You think minimalism means *less*? NO. It means **MORE**—more money, more taste, more dominance. Billionaires don’t *delete* clutter. They *delete* peasants who think clutter matters.
—
### **YOUR APARTMENT ISN’T “MINIMALIST.” IT’S JUST EMPTY.**
Let’s crush your fantasy: Your sad, barren bathroom isn’t a “Zen oasis.” It’s a cry for help.
– That empty shelf? It’s not “clean lines.” It’s *poverty*.
– That plain mirror? It’s not “aesthetic.” It’s *depression*.
– That lone toothbrush? It’s not “simplicity.” It’s *celibacy*.
Billionaires choose minimalism. You *endure* it because you can’t afford art, furniture, or self-respect. Their emptiness is a STATEMENT. Yours is a SURRENDER.
—
### **THE SECRET? MINIMALISM IS A LIE FOR THE POOR.**
You know what’s “minimalist” in a billionaire bathroom?
– **Invisible tech.** Showers that auto-steam, toilets that run AI health scans, mirrors that tell you how rich you are.
– **One-of-a-kind everything.** A soap dish carved from a meteorite. A towel rack forged in Jeff Bezos’ private volcano.
– **Space.** Because they own 20 homes, and this bathroom is just for *vibes*.
Your “minimalism”? A sad, dusty corner with a fake plant and regret. You’re not simplifying. You’re *simping*.
—
### **HOW TO BECOME A MINIMALIST (LIKE A TOP SLAYLEBRITY)**
1. **BURN THE IKEA CATALOG.** Real minimalism starts with a flamethrower. If it’s not custom-made, it’s trash.
2. **HIDE THE MONEY.** The richest flex is making $10M look accidental. Your bathroom should whisper, *“I’m bored of wealth.”*
3. **BUY AIR.** Billionaires don’t clutter shelves—they clutter *banks*. If your bathroom isn’t 90% emptiness, you’re failing.

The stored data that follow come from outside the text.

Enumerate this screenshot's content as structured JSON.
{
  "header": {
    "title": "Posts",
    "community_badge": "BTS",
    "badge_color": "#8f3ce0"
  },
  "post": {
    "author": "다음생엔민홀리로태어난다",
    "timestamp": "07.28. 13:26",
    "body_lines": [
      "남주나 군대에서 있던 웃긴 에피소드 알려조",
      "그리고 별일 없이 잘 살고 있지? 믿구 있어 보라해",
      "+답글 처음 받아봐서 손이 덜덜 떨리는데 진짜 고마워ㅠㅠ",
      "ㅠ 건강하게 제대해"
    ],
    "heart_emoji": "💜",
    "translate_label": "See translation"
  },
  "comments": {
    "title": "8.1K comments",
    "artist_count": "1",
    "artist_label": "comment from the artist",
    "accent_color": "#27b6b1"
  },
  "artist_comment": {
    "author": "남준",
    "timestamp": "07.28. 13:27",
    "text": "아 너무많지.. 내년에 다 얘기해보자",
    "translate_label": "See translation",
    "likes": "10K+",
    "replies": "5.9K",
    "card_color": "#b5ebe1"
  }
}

4. **GHOST THE MAINSTREAM.** “Minimalism” isn’t a trend. It’s a middle finger to peasants who need “stuff” to feel alive.
—
### **YOU EITHER OWN NOTHING OR YOU OWN *EVERYTHING*.**
**Option A:** Keep lying. Call your empty rental “minimalist” while you eat ramen and cry about capitalism.
**Option B:** **WAKE THE F*** UP.** Build a life so rich your “minimalism” could buy a country.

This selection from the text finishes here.